Olivia lo atrapó y me lo tiró de vuelta.
—¡Primero dime qué piensas de la trenza! Estoy intentando encontrar un peinado que me identifique.
—¿Por qué? —pregunté.
—Me he dado cuenta de que todos mis personajes favoritos tienen un peinado característico: Anna de Frozen tiene dos trenzas. Rapunzel tiene el pelo tan largo que le llega hasta los pies. Tiana de Tiana y el sapo siempre lo lleva recogido. Quiero encontrar el mío.
Una risita se escapó de mis labios.
—Todos esos personajes son dibujos animados, Oli.
—Dibujos con un estilo propio —insistió.
—Me gusta la trenza. Aunque deberías probar más estilos antes de decidirte por uno.
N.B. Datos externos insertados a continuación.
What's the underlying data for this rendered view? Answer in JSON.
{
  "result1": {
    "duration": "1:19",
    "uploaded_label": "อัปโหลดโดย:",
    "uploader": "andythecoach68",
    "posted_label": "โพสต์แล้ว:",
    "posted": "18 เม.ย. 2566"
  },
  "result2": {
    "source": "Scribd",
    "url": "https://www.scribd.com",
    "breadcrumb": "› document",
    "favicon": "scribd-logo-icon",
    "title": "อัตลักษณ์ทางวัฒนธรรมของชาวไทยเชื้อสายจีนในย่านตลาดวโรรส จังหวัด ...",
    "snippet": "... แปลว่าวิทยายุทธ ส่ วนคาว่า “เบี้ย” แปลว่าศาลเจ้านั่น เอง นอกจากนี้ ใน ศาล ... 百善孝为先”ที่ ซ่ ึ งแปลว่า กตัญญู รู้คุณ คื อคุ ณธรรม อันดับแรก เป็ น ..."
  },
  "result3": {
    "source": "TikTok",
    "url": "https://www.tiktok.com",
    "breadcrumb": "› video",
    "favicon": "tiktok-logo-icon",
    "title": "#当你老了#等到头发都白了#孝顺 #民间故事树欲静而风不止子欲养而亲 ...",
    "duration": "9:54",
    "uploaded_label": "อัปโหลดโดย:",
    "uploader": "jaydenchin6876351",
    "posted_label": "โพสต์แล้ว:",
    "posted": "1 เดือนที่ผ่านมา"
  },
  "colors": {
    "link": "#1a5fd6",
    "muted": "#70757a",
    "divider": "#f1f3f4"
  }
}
Olivia asintió y se marchó hacia la puerta dando saltitos de nuevo. Ojalá pudiera contagiarme de su alegría. Fui hacia mi escritorio y abrí uno de los cajones. Dentro estaba el cuaderno azul decorado con pegatinas que compartíamos con Sumi. Allí anotábamos de todo: frases de nuestros libros y películas favoritas, letras de canciones, dibujos de las distintas posiciones de ballet, secretos sobre los chicos que nos gustaban. Esta semana era mi turno de tenerlo. Pasé las hojas hasta encontrar una que tenía montones de corazones que encerraban las iniciales A y H.
Alex y Harry.
Una lágrima se escapó por sí sola y mojó la hoja. Era un sentimiento nuevo que me había tomado por sorpresa una semana antes. Una tristeza distinta a sentir malestar, echar de menos a mis amigos de Lussel o sufrir burlas de compañeros de la escuela.
—¡Alex! ¡Olivia! ¡La cena! —nos llamó la voz de mamá.
Cerré el cuaderno, le di una última mirada a mi armario y bajé a comer.